Abani Heller: I think largely because we serve a certain demographic and have a value proposition that is still not found elsewhere and that is fairly evergreen – the concept of reconnecting with high school friends.

Everyone is graduating from high school still, and when you hit about that 25-year reunion mark, you notice that everyone starts thinking about reunions and you get emotional. Of course, you have Facebook friends from high school, but Classmates is much more about the exploration of the old class and the old yearbooks we have. Then you find a few old interesting connections and find out what happened to them.

We’ve stayed true to that, and it’s been key to our survival and still being here and being relevant in today’s media market. We serve a need that no one is prepared to serve or in a position to serve.

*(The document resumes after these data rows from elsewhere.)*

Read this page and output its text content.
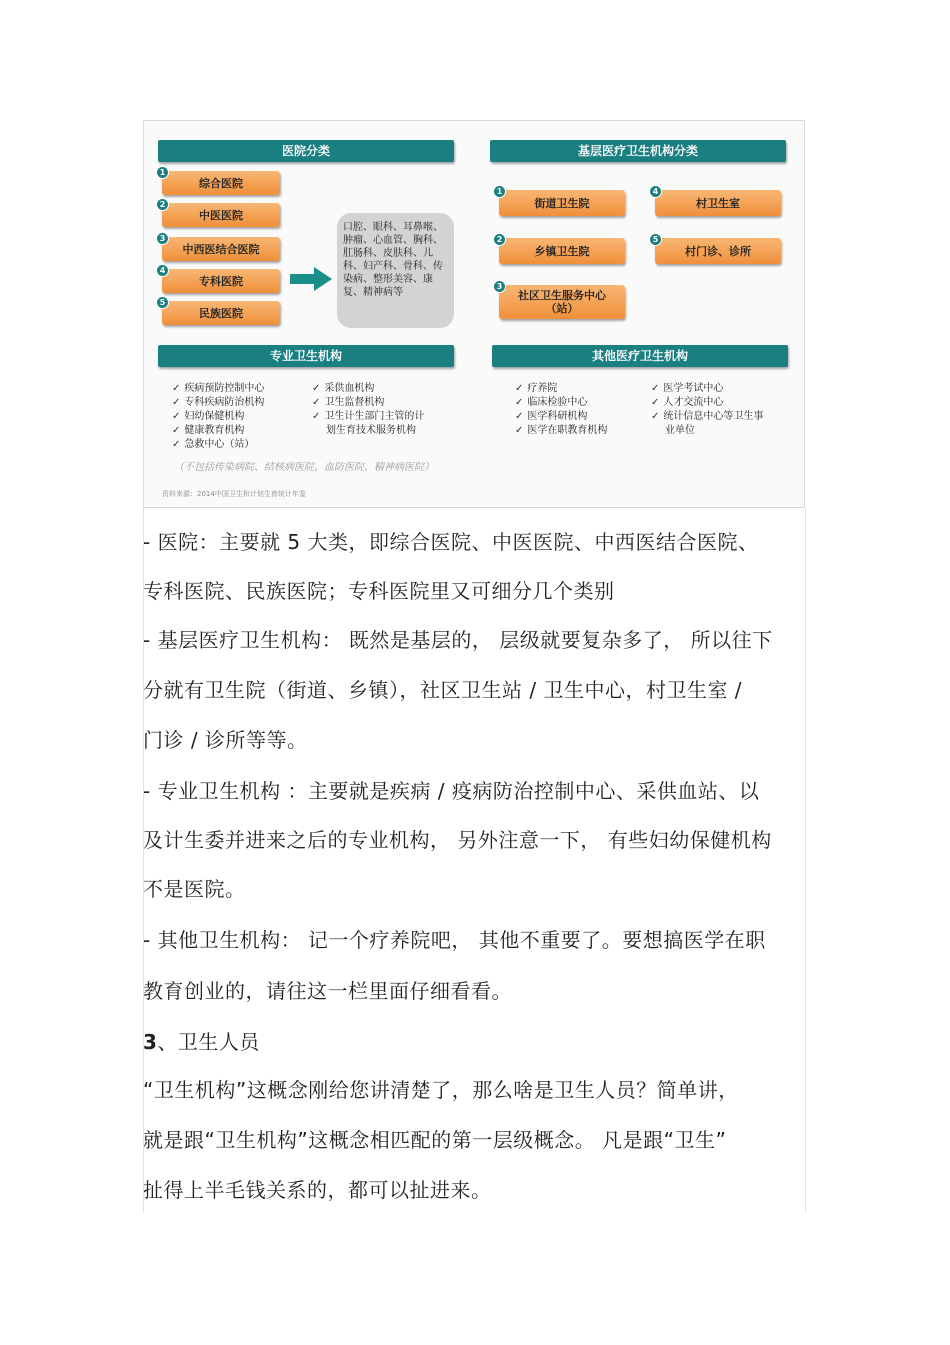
医院分类	基层医疗卫生机构分类
综合医院
1
中医医院
2
中西医结合医院
3
专科医院
4
民族医院
5
口腔、眼科、耳鼻喉、肿瘤、心血管、胸科、肛肠科、皮肤科、儿科、妇产科、骨科、传染病、整形美容、康复、精神病等
街道卫生院
1
乡镇卫生院
2
社区卫生服务中心（站）
3
村卫生室
4
村门诊、诊所
5
专业卫生机构	其他医疗卫生机构
✓ 疾病预防控制中心
✓ 专科疾病防治机构
✓ 妇幼保健机构
✓ 健康教育机构
✓ 急救中心（站）
✓ 采供血机构
✓ 卫生监督机构
✓ 卫生计生部门主管的计
划生育技术服务机构
✓ 疗养院
✓ 临床检验中心
✓ 医学科研机构
✓ 医学在职教育机构
✓ 医学考试中心
✓ 人才交流中心
✓ 统计信息中心等卫生事
业单位
（不包括传染病院、结核病医院、血防医院、精神病医院）
资料来源：2014中国卫生和计划生育统计年鉴
- 医院：主要就 5 大类，即综合医院、中医医院、中西医结合医院、
专科医院、民族医院；专科医院里又可细分几个类别
- 基层医疗卫生机构： 既然是基层的， 层级就要复杂多了， 所以往下
分就有卫生院（街道、乡镇），社区卫生站 / 卫生中心，村卫生室 /
门诊 / 诊所等等。
- 专业卫生机构 ：主要就是疾病 / 疫病防治控制中心、采供血站、以
及计生委并进来之后的专业机构， 另外注意一下， 有些妇幼保健机构
不是医院。
- 其他卫生机构： 记一个疗养院吧， 其他不重要了。要想搞医学在职
教育创业的，请往这一栏里面仔细看看。
3、卫生人员
“卫生机构”这概念刚给您讲清楚了，那么啥是卫生人员？简单讲，
就是跟“卫生机构”这概念相匹配的第一层级概念。 凡是跟“卫生”
扯得上半毛钱关系的，都可以扯进来。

GeekWire: The site has about 70 million users? Can you tell us how many more are still joining and give us a picture of who they are?

Heller: Thousands of new members are joining every day. It’s a free membership and to put yourself in the directory of where you went to high school. As a media company, we have 70 million registered accounts, representing over 200,000 high schools across the country.

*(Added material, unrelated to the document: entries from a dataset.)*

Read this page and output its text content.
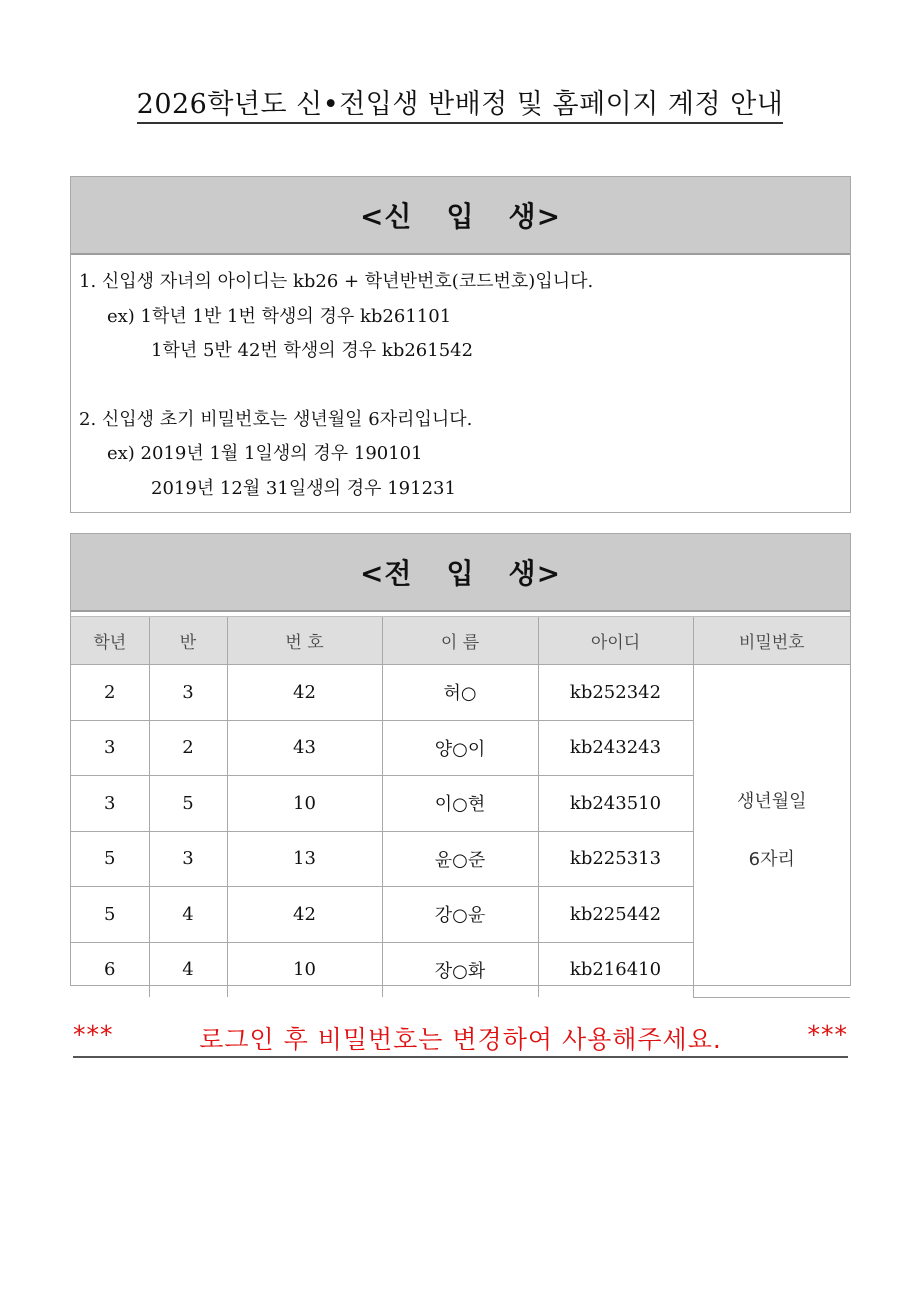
2026학년도 신•전입생 반배정 및 홈페이지 계정 안내
<신 입 생>
1. 신입생 자녀의 아이디는 kb26 + 학년반번호(코드번호)입니다.
ex) 1학년 1반 1번 학생의 경우 kb261101
1학년 5반 42번 학생의 경우 kb261542
2. 신입생 초기 비밀번호는 생년월일 6자리입니다.
ex) 2019년 1월 1일생의 경우 190101
2019년 12월 31일생의 경우 191231
<전 입 생>
학년	반	번 호	이 름	아이디	비밀번호
2	3	42	허○	kb252342	생년월일
6자리

3	2	43	양○이	kb243243	
3	5	10	이○현	kb243510	
5	3	13	윤○준	kb225313	
5	4	42	강○윤	kb225442	
6	4	10	장○화	kb216410	
***	로그인 후 비밀번호는 변경하여 사용해주세요.	***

As far as our demographic, think about where the high schools are big: New York, Florida, Texas, California, places with big geographies and large classes. That’s who registers and connects with long-lost pals.

And we see older. In 2015, we’re still looking at a population of people who are going to get interested in our value proposition when they turn about 42 or 43, or even into their 60s. That’s our core demographic.

GeekWire: What do you think Facebook did that Classmates missed?

Heller: I think they have totally nailed sharing with my current friends what I had for lunch today.

They’ve become the phonebook for the Internet age

Funny story: I’ve been with Classmates for over 10 years, and I’ve worked with many CEOs, CTOs, COOs, and one of my favorite former CEOs, long before Facebook existed, literally took a plan to (the) board of directors, and in essence, had Facebook-like plan in blueprint. The board was very focused on our value proposition and passed.

Facebook for us is more about current connections. Of course, it also includes reconnection, but it’s much more about connection. That is something they have done that I’ve seen no one else do. They’ve become the phonebook for the Internet age.

Classmates Throwback 1999_Member HomeI love that I’ve reconnected with friends around the world and can watch their children grow up and them go on vacation. And that’s all around the moment…Facebook is all about sharing info that’s going on in the moment.

GeekWire: What are some of the top uses for the site now?

Heller: The most exciting thing in the last five years we’ve leveraged is that yearbook asset. We literally have more than 300,000 digitized yearbooks on the site, each one hundreds of pages. We’re on the tip of the iceberg as to what we can do with that yearbook asset.

The core reason is that human beings in American are nostalgic when it comes to reunion season, and they are 20 or 30 years removed from that experience. There is no better way to relive that experience than to go back through their yearbook.